Сергей больше не оборачивался, должно быть, не хотел вниманием своим поддержать балагурство старшины, а Бурцев это объяснял себе тем, что младший лейтенант нервничает, впервые ведя группу разведчиков по азимуту, ночью, на вражеской территории и в лесу. Это-то и забавляло Бурцева.

– Сергей Михайлович, вы невесте вашей написали письмо вечером? – спросил он, снова подступая с вопросами к Сергею, подогретый беззлобным намерением „покачать воду“ из младшего лейтенанта и хоть таким образом „скомпенсировать“ своё купанье в холодном Одере по его вине.

– Одной знакомой, а что? – спросил Сергей, однако и на этот раз не повернул головы к Бурцеву.

– Зря!

– Почему?

– Перед боем писать письма – плохая примета для разведчика.

– Я не знал, – упавшим голосом произнёс Сергей.

– Фото имеется?

– Маленькая карточка. Лежит в комсомольском билете. Но билет-то я оставил в сейфе роты вместе с другими документами.

– А вот это зря! – изрёк Бурцев. – Карточку невесты надо брать с собой, как раз хорошая примета.

– Меня же никто не предупредил, – вздохнул Сергей. – Вы тоже, – сказал он Бурцеву с укором.

– Хорошенькая хоть девушка?

– Симпатичная.

– Все они симпатичные, пока невесты, откуда только злые жёны берутся? – сказал Бурцев и тихонько толкнул локтем Сергея. – Вы на карту поглядывайте чаще, не потеряли планшета-то?

– Ещё чего? – пробурчал Сергей.

Бурцев посмеялся в кулак, негромко.

– Ещё один вопросик, только вы, я думаю, можете объяснить, Сергей Михайлович! Вот сколько мне немецких карт ни попадалось, а все они нашу страну показывают только до Урала. Я слышал так – это Гитлер приказал, чтобы, значит, не пугать своих солдат, что, дескать, Россия такая громадная. До Урала, дескать, в крайнем случае шагать не так далеко, не волнуйся, фриц! А всё-таки несерьёзно это получается со стороны Адольфа, как считаете?

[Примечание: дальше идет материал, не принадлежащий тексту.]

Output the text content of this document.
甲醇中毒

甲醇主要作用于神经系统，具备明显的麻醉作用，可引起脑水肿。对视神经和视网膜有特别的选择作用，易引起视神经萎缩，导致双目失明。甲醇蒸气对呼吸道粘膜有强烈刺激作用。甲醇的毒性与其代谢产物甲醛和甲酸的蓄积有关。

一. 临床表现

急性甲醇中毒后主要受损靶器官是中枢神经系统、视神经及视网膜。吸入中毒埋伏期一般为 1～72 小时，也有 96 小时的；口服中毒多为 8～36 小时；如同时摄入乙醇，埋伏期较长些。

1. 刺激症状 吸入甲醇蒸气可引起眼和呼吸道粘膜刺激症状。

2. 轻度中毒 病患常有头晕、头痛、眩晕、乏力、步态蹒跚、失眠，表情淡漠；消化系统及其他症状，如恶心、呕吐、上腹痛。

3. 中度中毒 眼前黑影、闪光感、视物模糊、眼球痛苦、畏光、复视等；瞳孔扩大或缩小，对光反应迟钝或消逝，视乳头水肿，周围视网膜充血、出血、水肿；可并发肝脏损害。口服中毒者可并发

– Я первый раз слышу об этом, Бурцев. Но если так, то, конечно, Гитлер, обманывая армию, и сам станет жертвой своей лжи.

– Вот то-то и оно! Погорел Адольф с этими картами, вчистую погорел. А вы-то, Сергей Михайлович, на свою карту чаще поглядывайте, – снова повторил Бурцев, а Сергей промолчал, может быть, наконец почувствовал, что старшина подтрунивает над ним, по форме – мягко, а по существу – с задевающим всегда Сергея бурцевским снисходительным добродушием.

Появилась луна и, просветлив верхушки леса, проложила и по земле меж деревьев тускло-серебристые дорожки. Разведчики вышли на поляну с травой, которая казалась шелковистой в мягком лунном свете. Здесь чётче прорисовывались фигуры солдат, можно было рассмотреть лица и даже выражение глаз.

Бурцев на поляне случайно взглянул на шею и затылок Сергея Свиридова и вдруг заметил, что кожа у него молочно-нежная, розоватая, как у девушки, чуть тронутая загаром, должно быть, очень мягкая и приятная на ощупь. Бурцев давно уже не видал на фронте, у людей, шагающих рядом с ним в строю, такой молодой кожи, правда, и строем разведчики почти никогда не ходили вблизи передовой.

И пока группа бесшумно двигалась на поляне и тени солдат чуть покачивались в длинном строю, плыли рядом по траве, Бурцев с неожиданно кольнувшей в сердце завистью любовался затылком и кожей Сергея Свиридова, которая могла быть у цветущего и очень здорового юноши, только начинающего жить.

…На домик лесника, обозначенный на карте, вышли точно. Разведчики незаметно подобрались к нему и залегли в кустах у самой ограды. Лесник, видимо, спал, сквозь зашторенные окна не пробивался ни один луч света. От Одера разведчиков уже отделяло пять километров, и этот страж зелёного царства, наверно, полагал, что он в тылу у своих и, конечно, в безопасности.

Майор Зубов шепнул Сергею:

– Нужно уточнить дорогу у лесничего, войдём в дом.

– А если там немцы?

– Ну, тогда ворвёмся, мне нужен „язык“.

Не успел Сергей подать команду группе, как Бурцев рывком вскочил с земли и побежал к дому.

Он всегда поднимался первым и знал за собой эту привычку, как и холодок нервного озноба, охватывающий его перед тем, как вспыхнет в душе коротким, жгучим пламенем этот азарт и потребность мгновенной физической разрядки. Они всегда выталкивали его вперёд, так, словно бы без него некому поднять людей в атаку или возглавить, как сейчас, захват домика лесника.

– Эй! Кто тут есть, выходи! – скомандовал Бурцев, распахнув дверь дома.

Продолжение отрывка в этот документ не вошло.